Hearing is believing?........power cables.......


For anyone who is skeptical about the difference a high quality power cord can make in your high quality audio system........try it.......hearing is believing. About 10 years ago when I bought my first "entry level" hifi system (B&K amp/preamp, Canton speakers) my audio advisor dropped off a Tara Labs Prism power cord. He said just try it for a week and if you don't think it makes a difference just return it. I, like most unfamiliar with high quality cables, was skeptical.......how could a cable 1 meter long from the wall to my equipment make a difference? I put it on the power amp and yes I could definitely tell there was a more defined bass and overall clearer soundscape. I'm a musicians, so I figured maybe the "non audiophile" can't hear the difference. So my brother-in-law who is a bricklayer came over and we did a blind listening test. I randomly switched the Tara, sometimes trying to fool him......told him I switched but didn't........he could tell every time I used the Tara!

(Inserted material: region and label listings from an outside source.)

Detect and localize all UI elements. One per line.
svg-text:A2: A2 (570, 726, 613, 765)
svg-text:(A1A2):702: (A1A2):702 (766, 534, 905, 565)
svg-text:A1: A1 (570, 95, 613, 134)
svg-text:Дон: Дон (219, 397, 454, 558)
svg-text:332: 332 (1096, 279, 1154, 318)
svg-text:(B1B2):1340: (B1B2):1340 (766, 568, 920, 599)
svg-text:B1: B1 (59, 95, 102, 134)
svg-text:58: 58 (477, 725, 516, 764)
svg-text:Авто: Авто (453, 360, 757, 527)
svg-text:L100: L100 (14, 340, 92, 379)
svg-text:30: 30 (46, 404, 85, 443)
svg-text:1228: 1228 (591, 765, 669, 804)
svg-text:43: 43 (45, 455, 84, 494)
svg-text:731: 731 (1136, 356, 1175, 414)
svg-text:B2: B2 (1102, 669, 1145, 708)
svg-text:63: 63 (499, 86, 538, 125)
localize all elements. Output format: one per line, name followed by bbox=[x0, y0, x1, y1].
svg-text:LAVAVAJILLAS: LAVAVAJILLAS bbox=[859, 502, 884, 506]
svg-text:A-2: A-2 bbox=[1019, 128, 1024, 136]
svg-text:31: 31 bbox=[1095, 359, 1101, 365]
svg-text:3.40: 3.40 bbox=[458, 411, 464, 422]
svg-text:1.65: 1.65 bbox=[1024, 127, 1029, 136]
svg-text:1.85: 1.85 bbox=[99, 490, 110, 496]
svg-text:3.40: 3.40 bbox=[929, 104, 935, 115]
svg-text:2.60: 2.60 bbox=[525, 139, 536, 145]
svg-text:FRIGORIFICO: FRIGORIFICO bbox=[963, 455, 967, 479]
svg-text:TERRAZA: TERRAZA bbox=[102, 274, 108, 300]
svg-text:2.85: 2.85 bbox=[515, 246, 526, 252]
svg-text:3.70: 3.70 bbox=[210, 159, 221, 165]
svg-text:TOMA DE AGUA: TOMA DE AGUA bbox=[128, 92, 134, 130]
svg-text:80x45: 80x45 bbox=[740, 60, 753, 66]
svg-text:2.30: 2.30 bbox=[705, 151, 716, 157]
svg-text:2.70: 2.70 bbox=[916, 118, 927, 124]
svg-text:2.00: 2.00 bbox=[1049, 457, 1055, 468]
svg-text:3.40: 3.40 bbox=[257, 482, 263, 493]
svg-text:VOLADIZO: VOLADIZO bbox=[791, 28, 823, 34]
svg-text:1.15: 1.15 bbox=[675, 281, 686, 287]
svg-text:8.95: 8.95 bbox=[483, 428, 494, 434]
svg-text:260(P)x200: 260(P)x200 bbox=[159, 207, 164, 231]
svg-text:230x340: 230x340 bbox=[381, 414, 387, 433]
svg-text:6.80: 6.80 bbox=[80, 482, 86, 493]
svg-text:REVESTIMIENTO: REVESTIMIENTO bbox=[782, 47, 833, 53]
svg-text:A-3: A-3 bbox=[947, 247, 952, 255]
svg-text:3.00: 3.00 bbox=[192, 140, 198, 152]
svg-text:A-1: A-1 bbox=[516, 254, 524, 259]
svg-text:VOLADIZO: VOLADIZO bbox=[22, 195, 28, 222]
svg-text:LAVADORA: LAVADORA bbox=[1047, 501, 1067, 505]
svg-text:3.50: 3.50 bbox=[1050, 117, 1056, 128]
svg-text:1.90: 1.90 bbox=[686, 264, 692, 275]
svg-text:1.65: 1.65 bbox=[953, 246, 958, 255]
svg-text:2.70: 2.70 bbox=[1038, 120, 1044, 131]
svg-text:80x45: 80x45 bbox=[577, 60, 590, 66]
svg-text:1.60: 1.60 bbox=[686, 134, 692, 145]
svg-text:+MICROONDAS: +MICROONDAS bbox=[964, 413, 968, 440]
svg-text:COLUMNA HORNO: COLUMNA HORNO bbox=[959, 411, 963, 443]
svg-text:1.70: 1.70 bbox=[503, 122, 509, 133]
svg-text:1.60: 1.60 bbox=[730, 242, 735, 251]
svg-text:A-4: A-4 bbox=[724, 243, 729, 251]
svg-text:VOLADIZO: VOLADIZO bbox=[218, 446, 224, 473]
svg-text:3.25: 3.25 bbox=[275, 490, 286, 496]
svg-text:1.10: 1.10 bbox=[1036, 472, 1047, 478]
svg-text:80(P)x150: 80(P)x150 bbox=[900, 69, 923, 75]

So I was convinced that it was "wishful thinking on my part or particularly sensitive ears. If you don't think a great power cable can make a difference........take the challenge. Try one for a week and see (hear) for yourself!
128x128mikeelzeysguitarstudio
Quite a dissertation.  Trying to figure out that really applies to power cords that cost more than a power amp.  Is it the science that makes them so expensive...or the marketing. 😆
Does anybody know - and is able to explain - why power cords can make a noticeable difference? I'm searching for answers but don't find any. Shunyata's list of "misconceptions" is interesting to read, but it does not really explain what physically happens inside the equipment explaining the influence a power cord can have.
https://www.gcaudio.com/tips-tricks/why-power-cables-make-a-difference/
So far I experienced the most dramatic improvement when upgrading the power cord of my CD player. Analog-like liquidity, higher resolution, lower sound floor, more dynamic presentation, better dynamic differentiation and denser tone color saturation could be easily heard when swapping power cords. I even recorded a CD for a friend to demonstrate the effect of power cords. I recorded the same (analog) record twice on CD - one time with original power cords  for phono stage and CD recorder and after that with different power cords on both units. The mixed CD contains each track twice - so you can "swap" between both versions of the same track. The differences are clearly audible and my friend was able to hear the difference in his system as well. After this experiment I also upgraded umbilical cords of my preamp's and phono stage's power supplies and was shocked because the impact of this upgrade was even more dramatic than the simple power cord upgrade. The overall impact was so dramatic, that I am now replacing every inch of reachable power conductor inside my gear. 
I do know that the claimed shielding and/or filtering of some power cords does not explain this effect in my case, because my power cables/conductors have zero shielding or filtering that could explain any of the above improvements.

Is anybody out there smart enough to understand the physics behind these effects? 
@decibell

Explain. Why yes it is quite simple. Power can be noisy and badly designed components and appliances can make the power in your home noisier (even to the point of affecting other components) Switched Mode Power Supplies are a major culprit as they draw high current loads and work at high frequencies.

Think of a conventional power supply like a dam across a river - it stores the river energy and allows the river below the dam to be controlled and remain independent of the flow above the damn. A well designed power supply would be like a large dam across the river. The flow downstream is perfectly controlled and smooth. A badly designed power supply is like a very small dam or none at all and changes in the river flow up stream are transmitted down stream.

An audio device with a well designed (usually massive) power supply sees only consistent smooth filtered power to the audio signal components and is immune to what is going on in your household electrical power. A power cord does NOTHING for a well designed power supply. You only need an adequate rated power cord and you are hearing the music as good as it gets.

An audio device with a poorly designed power supply will see all forms of household power fluctuation right at the audio signal components and will therefore sound distorted and noisy at various times depending how clean the power happens to be. A different power cord may indeedhelp a badly designed audio device as most of the Fluctuations in home power are reaching the audio signal components.

So very simple. Badly designed power supplies allow household power noise to reach those components directly producing your audio (line level signal etc) and very well designed audio equipment with large power supplies (good transformers, large caps and proper separation of power from line level) relative to the audio signal components will NOT.
I'm also of the opinion that, when upgrading cords, most of us go with a fatter cable than what came with the unit, so the increased conductor size increases both the current available (assuming there's not a bottleneck somewhere else, such as a conditioner or distribution box with smaller conductors) and the grounding and neutral path available for noise to exit the component. This is in addition to any smoothing or filtering aspects a particular PC may possess.